A DAY after Union Defence Minister Rajnath Singh said at election rallies in Jammu that the four Opposition MPs who had sought to meet Hurriyat Conference leaders in September 2016 had gone as part of the Centre’s outreach for peace talks, the leader of the moderate faction of the conglomerate, Mirwaiz Umar Farooq, said it was no more than “a fragmented effort to meet Hurriyat leaders separately when all leaders were jailed in separate places”.
Noting that he wanted to “set the record straight”, Mirwaiz said it was the first time the conglomerate was hearing that the initiative was taken at the behest of the government of India, and asserted that the Hurriyat has never shied away from dialogue with the government as talks were the only way to ensure peace and stability.
Addressing a rally in Banihal in the Jammu province Monday, National Conference vice-president Omar Abdullah expressed surprise at Rajnath Singh’s claim, pointing to Union Home Minister Amit Shah’s stand that they will not talk to the Hurriyat Conference.
“Who is telling the truth?… The people want you to come here and speak the truth,” Omar said, as per a PTI report.
Mirwaiz said that at the time the Opposition MPs went to Hurriyat hardliner Syed Ali Shah Geelani’s residence in September 2016, he himself was detained in Chasmashshi sub-jail. He said that inside the jail he was delivered a letter by then J&K Chief Minister Mehbooba Mufti requesting him to meet a visiting delegation of Opposition MPs and talk to them.
Mufti wrote “in her capacity as president of PDP” and not as CM, Mirwaiz said, adding that following this, AIMIM chief Asaduddin Owaisi came to meet him at the sub-jail. “During the meeting, Mr Owaisi told me that a delegation of MPs wants to meet the Hurriyat leadership regarding the grim situation” in the Valley, Mirwaiz said.
The Hurriyat leader said that he then requested Owaisi to urge the Centre “to stop killings and allow the Hurriyat leadership lodged in different jails and under house arrest to meet with each other and discuss the situation among themselves first” to decide if they could collectively talk to the delegation. He said he also told Owaisi that they needed to “figure out if the Opposition MPs can help in some serious attempt at long term engagement, or if it is just another attempt at crisis management, which will be dumped once the crisis is over, as past experiences have shown”.
No Hurriyat leader was in a position to take a decision regarding this individually, Mirwaiz said. “Mr Owaisi… said he will convey this request to the government and left. After that, nothing was heard of it.”

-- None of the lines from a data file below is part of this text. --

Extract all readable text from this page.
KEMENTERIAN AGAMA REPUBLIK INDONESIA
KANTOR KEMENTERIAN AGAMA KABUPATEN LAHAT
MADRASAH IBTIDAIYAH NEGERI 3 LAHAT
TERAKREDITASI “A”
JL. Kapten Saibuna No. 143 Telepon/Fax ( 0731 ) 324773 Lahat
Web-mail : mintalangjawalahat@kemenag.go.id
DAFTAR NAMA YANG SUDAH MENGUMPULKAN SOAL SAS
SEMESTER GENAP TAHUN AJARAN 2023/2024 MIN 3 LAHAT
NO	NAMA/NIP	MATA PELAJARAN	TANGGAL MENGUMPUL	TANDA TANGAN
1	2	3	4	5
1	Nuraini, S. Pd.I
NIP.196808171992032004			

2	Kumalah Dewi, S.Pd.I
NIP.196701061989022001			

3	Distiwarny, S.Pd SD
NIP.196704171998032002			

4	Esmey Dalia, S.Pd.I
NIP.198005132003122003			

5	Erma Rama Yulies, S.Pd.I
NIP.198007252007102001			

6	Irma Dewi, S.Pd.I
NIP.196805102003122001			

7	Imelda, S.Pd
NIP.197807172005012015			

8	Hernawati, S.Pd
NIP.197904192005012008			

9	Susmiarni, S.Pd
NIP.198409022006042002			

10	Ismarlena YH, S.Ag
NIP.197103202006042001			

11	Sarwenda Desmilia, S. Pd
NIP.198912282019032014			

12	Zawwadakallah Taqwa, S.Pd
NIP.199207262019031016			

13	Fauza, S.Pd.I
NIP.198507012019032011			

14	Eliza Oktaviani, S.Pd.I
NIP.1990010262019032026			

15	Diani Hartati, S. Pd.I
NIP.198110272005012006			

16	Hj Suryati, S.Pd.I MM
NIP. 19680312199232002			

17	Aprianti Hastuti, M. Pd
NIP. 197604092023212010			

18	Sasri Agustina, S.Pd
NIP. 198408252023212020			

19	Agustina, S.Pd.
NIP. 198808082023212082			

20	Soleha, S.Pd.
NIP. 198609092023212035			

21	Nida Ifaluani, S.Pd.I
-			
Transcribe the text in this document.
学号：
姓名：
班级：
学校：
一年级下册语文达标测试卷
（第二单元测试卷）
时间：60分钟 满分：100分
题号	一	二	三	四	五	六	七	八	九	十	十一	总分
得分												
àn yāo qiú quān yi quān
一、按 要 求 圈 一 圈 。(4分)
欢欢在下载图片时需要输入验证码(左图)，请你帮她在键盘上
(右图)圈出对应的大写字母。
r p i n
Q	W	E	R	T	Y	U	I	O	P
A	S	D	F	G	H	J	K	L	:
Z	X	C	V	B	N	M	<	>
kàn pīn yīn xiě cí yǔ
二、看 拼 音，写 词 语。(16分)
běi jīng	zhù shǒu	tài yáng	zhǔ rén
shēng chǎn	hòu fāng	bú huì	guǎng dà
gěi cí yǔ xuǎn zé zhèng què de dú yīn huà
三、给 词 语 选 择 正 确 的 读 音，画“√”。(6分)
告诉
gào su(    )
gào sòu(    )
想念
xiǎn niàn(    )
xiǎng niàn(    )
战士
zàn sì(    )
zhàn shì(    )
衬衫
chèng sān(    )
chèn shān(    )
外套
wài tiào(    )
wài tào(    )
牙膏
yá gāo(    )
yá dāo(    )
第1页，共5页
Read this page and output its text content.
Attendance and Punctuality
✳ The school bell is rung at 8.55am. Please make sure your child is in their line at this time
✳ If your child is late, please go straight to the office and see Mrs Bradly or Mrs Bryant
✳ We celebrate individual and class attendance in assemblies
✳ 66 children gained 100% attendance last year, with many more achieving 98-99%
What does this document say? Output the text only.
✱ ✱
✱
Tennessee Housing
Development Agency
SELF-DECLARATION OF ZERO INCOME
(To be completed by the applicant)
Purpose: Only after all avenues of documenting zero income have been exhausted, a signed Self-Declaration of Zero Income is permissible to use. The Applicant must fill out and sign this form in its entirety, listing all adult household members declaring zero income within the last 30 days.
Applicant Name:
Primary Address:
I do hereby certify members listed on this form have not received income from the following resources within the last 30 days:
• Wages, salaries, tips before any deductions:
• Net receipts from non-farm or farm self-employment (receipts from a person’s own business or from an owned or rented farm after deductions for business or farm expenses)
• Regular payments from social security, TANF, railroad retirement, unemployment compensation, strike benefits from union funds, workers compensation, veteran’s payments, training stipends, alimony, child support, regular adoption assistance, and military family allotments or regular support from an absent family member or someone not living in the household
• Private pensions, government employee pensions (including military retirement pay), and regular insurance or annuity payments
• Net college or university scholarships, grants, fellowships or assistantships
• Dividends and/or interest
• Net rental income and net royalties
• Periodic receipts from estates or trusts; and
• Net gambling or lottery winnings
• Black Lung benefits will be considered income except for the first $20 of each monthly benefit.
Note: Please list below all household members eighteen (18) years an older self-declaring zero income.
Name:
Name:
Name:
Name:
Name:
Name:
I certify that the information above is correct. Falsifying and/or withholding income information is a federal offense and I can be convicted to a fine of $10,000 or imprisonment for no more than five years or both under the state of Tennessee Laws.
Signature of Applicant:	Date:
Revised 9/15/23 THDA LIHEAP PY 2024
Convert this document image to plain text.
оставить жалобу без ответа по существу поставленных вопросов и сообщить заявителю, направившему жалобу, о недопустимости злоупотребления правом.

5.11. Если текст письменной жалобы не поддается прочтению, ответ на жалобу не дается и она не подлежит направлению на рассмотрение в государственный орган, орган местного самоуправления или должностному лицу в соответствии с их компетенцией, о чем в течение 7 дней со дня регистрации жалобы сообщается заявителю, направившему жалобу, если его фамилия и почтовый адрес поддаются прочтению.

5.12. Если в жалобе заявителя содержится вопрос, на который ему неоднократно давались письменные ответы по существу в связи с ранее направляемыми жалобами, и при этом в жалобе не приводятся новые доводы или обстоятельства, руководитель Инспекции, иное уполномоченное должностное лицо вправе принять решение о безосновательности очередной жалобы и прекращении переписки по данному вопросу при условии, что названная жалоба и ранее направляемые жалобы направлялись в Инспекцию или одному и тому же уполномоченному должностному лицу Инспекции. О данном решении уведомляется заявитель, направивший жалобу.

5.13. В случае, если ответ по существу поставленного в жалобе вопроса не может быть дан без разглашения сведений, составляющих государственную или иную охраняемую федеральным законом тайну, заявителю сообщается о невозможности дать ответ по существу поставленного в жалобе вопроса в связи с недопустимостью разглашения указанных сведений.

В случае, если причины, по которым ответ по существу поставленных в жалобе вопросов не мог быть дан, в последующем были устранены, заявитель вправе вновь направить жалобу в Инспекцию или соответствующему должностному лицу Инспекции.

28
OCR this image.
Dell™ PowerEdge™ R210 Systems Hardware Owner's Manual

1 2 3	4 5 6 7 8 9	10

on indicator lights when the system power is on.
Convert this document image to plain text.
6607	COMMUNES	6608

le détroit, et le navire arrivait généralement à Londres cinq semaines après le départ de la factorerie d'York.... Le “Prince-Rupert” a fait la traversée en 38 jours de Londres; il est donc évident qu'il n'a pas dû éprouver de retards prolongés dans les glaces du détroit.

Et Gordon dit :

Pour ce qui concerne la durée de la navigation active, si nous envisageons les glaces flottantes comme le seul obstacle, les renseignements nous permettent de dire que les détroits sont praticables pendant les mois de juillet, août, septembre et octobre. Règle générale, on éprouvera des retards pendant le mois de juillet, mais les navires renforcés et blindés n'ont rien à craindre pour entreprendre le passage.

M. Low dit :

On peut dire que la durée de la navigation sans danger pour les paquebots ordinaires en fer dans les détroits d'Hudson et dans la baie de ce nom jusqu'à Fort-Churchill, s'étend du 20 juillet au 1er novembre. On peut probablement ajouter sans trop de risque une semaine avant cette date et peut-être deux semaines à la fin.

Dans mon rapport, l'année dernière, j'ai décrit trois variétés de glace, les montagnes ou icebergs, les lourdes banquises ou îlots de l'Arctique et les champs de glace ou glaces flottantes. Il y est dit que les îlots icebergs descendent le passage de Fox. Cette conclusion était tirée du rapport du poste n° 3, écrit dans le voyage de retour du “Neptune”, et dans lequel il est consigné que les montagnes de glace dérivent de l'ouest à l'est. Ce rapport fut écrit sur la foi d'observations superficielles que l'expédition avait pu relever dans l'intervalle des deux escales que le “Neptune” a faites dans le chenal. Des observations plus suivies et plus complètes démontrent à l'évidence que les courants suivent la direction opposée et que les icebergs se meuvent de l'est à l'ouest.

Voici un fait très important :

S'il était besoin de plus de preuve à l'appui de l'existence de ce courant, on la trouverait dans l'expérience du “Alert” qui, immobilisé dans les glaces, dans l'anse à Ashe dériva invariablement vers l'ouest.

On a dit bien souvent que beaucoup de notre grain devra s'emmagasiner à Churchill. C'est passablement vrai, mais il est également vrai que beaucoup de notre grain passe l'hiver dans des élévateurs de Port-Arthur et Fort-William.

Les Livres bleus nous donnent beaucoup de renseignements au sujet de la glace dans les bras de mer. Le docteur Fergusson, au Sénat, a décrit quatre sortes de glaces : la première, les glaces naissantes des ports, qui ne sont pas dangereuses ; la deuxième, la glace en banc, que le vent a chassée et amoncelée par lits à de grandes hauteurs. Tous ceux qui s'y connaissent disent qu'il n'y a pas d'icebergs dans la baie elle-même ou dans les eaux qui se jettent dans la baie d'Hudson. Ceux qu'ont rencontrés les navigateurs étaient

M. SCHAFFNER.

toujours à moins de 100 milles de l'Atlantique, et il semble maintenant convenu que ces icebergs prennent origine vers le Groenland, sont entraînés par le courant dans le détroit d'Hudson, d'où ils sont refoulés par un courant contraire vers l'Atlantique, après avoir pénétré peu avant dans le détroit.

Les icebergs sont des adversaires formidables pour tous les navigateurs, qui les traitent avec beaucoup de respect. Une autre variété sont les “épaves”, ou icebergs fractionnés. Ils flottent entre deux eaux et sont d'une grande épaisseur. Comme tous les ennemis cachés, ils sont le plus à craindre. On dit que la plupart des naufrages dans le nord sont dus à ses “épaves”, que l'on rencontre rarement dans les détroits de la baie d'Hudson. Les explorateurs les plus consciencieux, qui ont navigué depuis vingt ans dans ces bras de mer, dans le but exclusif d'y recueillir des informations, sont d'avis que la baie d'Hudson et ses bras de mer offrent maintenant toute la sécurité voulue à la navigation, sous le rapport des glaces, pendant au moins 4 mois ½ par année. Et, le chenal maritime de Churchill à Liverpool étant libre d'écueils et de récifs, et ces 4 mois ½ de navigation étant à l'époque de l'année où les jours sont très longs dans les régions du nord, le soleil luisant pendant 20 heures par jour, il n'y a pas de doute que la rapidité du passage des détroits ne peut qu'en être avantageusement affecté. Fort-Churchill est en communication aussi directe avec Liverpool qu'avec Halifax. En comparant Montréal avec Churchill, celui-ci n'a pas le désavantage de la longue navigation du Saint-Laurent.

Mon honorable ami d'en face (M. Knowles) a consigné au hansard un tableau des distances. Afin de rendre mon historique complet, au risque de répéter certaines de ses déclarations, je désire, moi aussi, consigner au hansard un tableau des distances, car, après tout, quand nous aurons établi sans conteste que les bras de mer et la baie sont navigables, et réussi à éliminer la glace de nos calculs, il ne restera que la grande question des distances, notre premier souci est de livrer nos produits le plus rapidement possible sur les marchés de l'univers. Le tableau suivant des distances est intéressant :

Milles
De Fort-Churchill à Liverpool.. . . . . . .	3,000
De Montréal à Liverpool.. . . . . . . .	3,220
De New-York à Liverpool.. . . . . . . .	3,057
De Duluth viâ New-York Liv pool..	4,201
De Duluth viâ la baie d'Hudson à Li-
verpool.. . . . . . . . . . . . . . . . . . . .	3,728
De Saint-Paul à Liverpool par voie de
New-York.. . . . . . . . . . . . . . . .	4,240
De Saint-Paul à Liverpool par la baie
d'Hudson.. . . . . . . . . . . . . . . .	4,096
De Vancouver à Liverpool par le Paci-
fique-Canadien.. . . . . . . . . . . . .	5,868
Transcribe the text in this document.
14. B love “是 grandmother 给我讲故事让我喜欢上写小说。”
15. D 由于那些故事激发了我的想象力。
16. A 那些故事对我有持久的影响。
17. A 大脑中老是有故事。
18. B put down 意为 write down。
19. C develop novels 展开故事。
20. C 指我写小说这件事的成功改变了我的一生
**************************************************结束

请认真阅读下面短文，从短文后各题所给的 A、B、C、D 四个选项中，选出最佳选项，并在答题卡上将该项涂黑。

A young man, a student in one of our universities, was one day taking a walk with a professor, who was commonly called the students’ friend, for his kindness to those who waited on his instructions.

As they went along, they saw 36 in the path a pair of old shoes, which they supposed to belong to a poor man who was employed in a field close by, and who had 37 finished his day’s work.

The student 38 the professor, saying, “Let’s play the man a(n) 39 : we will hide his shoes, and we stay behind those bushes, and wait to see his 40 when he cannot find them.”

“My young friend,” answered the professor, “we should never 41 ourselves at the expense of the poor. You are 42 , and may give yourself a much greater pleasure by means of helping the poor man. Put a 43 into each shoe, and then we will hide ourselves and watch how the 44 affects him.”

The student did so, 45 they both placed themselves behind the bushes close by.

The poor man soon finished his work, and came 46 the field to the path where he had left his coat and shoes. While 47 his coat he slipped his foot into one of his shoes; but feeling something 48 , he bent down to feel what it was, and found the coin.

Mirwaiz said the Hurriyat has “always strongly and repeatedly advocated engagement and dialogue”. “Right from the time of its engagement with Prime Minister Shri Atal Bihari Vajpayee, Shri L K Advani to PM Shri Manmohan Singh, it has participated in every opportunity that was made available by the government of India. Even at its own peril, and despite the huge personal costs borne by the Mirwaiz and other Hurriyat leaders and their families for such engagements, it never shied away from them,” he said.
Mirwaiz, who has had only brief intervals of being allowed out of his residence since he was put under house arrest immediately before the abrogation of Article 370, has always criticised the August 5, 2019, developments but also advocated talks.
The visit of the 26-member all-party delegation, in the first week of September 2016, had followed violence in the Valley leaving 72 people dead. Four of the Opposition MPs – the JD(U)’s Sharad Yadav, CPI(M)’s Sitaram Yechury, CPI’s D Raja and RJD’s Jay Prakash Narayan Yadav – then went to meet Geelani, who was under house arrest. But he did not open the doors to his residence.
Two days earlier, Geelani had, in fact, issued a statement declining to meet the MPs, stating: “We believe that even after deadly conflicts and destructive wars, things are settled only through dialogue. But given the long and deceptive nature of the talks on Kashmir, we have witnessed this exercise more than 150 times without yielding any results till date.”
At the time, Rajnath Singh had said the MPs visited Geelani on their own. “Neither did we say yes, nor did we say no,” he had told reporters.
Raja told The Indian Express Sunday that he does not remember Rajnath Singh telling them that they should meet the Hurriyat leaders. “As part of the all-party delegation… the understanding was that the members are free to meet anyone we want and hear them out. And we went,” the CPI general secretary said.